The sense of being alone can lead to terrible consequences. We all intuitively understand this because it’s part of the human condition. Many in our day deal with problematic issues related to feeling alone, and especially so now in the midst of this pandemic that seems to go on and on.

Does the bible have anything to say about this? In Proverbs 18:24, it says something pretty remarkable, that God is actually “a friend who sticks closer than a brother.”

But here’s the catch. God has made His desire known for a deep, close, satisfying relationship with each of us but He has given us a free will to choose or reject this offer. Sadly many people, perhaps unaware that there is a God in heaven who knows everything about them and loves them, never think about responding to His love.

We learn a lot about God and about ourselves in the book of Genesis, the very first book of the bible. Probably everyone reading this column is familiar with the story of Adam and Eve in the Garden of Eden and how the serpent tempted Eve, ultimately leading to both Eve and Adam partaking of “the fruit of the knowledge of good and evil” that God had forbidden them to eat.

God had warned Adam that if he ate of the fruit he would die. And that’s what happened. Adam and Eve were created in the image of God (as all of us are) and were designed to live forever. But the initial act of sin caused Adam and Eve to die spiritually at first and then years later to die physically.

The act of sin also meant that Adam and Eve were forced out of the Garden where they had previously met regularly with God and walked with Him in the cool of the day. The fellowship with God and man was broken in the Garden of Eden and has remained broken ever since. This was the risk God took when He created us and gave us a free will to accept or reject Him.

The good news is that God has made a way for that fellowship to be restored. Initially, He made provision for man’s sins to be “covered” by the sacrifice of an innocent animal. The animal symbolically would die in the place of the person who had sinned and was guilty. The animal’s blood would “cover” the sin and relieve the guilt. But this was an imperfect sacrifice. It covered man’s guilt but another sacrifice was required when man sinned again.

This animal sacrifice pointed to the sacrifice of the Son of God, the Lord Jesus Christ, on the cross. Jesus, whose blood was completely pure since He had never sinned, accepted all the sins of man upon Himself and became “guilty” on our behalf. As the “Lamb of God,” He suffered and died in our place and now His shed blood covers the sins of every person who is truly sorry for their sins and cries out to God to be forgiven. It is called repentance.

This is the remedy provided by God to restore the intimate fellowship with man that was broken way back in the Garden of Eden.
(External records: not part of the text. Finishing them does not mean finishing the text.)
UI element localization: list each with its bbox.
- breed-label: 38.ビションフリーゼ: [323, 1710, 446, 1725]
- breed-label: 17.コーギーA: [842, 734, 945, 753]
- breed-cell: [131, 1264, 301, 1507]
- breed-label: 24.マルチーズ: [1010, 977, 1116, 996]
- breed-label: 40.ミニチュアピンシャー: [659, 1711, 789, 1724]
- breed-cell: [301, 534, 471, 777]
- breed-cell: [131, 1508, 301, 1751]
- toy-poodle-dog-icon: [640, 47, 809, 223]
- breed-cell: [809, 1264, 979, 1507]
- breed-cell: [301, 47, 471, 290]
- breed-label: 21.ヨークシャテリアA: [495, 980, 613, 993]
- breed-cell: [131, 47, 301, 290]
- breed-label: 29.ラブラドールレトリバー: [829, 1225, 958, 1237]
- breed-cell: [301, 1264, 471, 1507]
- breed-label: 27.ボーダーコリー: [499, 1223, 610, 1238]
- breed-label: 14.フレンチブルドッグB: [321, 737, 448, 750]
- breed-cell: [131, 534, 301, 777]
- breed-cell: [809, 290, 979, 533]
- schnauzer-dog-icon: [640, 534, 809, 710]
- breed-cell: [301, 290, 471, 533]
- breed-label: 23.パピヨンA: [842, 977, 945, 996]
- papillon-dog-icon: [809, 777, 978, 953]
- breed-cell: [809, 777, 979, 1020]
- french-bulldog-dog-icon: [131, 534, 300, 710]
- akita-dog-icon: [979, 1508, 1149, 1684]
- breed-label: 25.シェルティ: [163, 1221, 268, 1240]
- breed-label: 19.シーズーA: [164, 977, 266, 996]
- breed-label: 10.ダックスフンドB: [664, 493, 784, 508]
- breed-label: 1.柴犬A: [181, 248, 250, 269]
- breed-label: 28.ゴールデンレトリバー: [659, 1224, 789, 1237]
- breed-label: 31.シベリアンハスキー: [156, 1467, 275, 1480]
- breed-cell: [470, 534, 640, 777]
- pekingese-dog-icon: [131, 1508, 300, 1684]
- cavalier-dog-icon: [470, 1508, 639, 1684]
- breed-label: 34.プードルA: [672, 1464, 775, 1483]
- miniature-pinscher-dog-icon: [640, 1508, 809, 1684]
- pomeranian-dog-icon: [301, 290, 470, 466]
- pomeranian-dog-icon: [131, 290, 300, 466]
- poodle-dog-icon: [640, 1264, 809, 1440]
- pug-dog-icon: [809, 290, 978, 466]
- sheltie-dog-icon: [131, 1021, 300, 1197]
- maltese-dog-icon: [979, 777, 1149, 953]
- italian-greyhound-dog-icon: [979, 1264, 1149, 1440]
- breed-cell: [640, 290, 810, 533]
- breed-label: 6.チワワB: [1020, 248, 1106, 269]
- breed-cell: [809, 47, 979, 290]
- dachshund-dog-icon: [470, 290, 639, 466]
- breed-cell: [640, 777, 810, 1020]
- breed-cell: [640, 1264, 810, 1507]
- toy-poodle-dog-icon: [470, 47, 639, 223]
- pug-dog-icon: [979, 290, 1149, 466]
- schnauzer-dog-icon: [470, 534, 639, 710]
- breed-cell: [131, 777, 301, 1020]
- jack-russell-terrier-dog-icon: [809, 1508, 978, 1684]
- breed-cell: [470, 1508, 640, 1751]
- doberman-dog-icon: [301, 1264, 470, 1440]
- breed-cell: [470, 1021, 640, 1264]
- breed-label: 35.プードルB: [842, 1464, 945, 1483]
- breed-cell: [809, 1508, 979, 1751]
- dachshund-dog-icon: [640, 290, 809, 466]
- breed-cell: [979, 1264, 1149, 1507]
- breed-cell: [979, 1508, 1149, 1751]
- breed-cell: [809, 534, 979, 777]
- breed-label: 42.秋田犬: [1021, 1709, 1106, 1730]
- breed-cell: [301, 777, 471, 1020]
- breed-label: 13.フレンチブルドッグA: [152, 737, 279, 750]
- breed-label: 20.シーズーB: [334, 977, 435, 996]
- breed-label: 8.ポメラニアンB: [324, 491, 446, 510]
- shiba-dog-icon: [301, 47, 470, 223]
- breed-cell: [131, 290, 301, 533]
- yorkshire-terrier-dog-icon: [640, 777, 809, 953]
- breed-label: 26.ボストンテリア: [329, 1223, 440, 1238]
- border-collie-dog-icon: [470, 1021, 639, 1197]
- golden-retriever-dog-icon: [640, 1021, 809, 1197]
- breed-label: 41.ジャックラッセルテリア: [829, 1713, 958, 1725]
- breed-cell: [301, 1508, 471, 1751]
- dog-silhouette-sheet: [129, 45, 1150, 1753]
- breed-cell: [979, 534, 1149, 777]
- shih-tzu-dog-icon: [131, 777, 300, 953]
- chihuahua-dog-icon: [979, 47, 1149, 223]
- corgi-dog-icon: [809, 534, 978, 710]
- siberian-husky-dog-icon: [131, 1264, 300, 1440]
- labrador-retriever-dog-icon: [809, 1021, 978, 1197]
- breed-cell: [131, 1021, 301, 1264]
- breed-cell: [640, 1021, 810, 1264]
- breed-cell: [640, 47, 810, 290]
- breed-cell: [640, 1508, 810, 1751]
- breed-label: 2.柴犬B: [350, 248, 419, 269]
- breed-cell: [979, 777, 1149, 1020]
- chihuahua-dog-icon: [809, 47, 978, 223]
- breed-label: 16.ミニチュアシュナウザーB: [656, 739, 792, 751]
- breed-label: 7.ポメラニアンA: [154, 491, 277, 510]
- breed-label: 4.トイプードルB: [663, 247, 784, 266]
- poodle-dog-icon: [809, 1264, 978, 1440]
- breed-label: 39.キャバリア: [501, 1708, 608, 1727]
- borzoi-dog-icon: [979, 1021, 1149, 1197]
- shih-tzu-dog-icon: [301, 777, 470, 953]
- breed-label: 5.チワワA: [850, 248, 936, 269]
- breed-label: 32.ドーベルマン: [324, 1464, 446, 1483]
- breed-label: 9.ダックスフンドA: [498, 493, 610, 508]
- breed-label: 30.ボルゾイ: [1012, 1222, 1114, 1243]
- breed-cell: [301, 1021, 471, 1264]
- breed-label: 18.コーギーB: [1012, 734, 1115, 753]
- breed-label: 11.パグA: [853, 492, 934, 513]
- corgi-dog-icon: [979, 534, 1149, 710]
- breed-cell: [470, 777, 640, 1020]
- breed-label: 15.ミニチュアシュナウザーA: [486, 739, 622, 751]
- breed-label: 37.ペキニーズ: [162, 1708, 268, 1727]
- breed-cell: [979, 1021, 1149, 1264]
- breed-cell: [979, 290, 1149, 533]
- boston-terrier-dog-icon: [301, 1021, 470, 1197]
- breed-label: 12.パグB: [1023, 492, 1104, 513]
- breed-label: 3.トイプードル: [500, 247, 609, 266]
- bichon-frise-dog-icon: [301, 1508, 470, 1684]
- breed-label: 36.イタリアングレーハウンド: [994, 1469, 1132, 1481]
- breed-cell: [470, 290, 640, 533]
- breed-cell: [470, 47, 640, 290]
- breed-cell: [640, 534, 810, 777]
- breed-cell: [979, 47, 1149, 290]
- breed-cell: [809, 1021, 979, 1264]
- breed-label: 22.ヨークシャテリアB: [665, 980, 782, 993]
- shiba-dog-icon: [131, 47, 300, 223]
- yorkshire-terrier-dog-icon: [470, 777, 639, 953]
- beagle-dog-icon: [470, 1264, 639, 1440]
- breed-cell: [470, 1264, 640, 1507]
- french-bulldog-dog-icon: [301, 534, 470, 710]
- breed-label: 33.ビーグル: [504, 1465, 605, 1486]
There is no other remedy.

In the book of Acts it is written that there is no other Name given by which people can be saved but the Name of Jesus. “There is salvation in no one else,” it says in Acts 4:12. Jesus Himself said, “I am the way and the truth and the life, no one comes to the Father except through me” (John 14:6).

Either that’s true or it’s not. I believe it’s true because when I called out to Jesus to forgive my sins in 1978. He came and changed me from within, just as He promised He would do. He’s there. He’s real. He’s loves us, and more importantly He personally loves you the reader of this column.

As we begin to observe the season of Lent in 2021, it’s good to remember there is a God in heaven who loved us so much that He created us in His image, gave us a free will, and then provided a way through the terrible death of His Son for us to be restored to fellowship with Him again, to know we’re not alone in this world that is often such a painful and broken place.

God’s promise is, “I’ll never leave you nor forsake you” (Hebrews 13:5).

For those of us who have recognized our own sinfulness and cried out to God to receive us as His children through the sacrifice of Jesus, the promise is that He’ll come to live within us, changing our hearts and make us more like Him. He’ll walk with us through every storm and trial and valley of life, He’ll forgive us when we sin again and ask Him for mercy, and when we die, we’ll have the blessed assurance of going to be where He is in heaven.

He loves us with an everlasting love and wants us to come to Him. And while we’re here, He wants us to know (that) if we have Him in our lives, we’re never alone.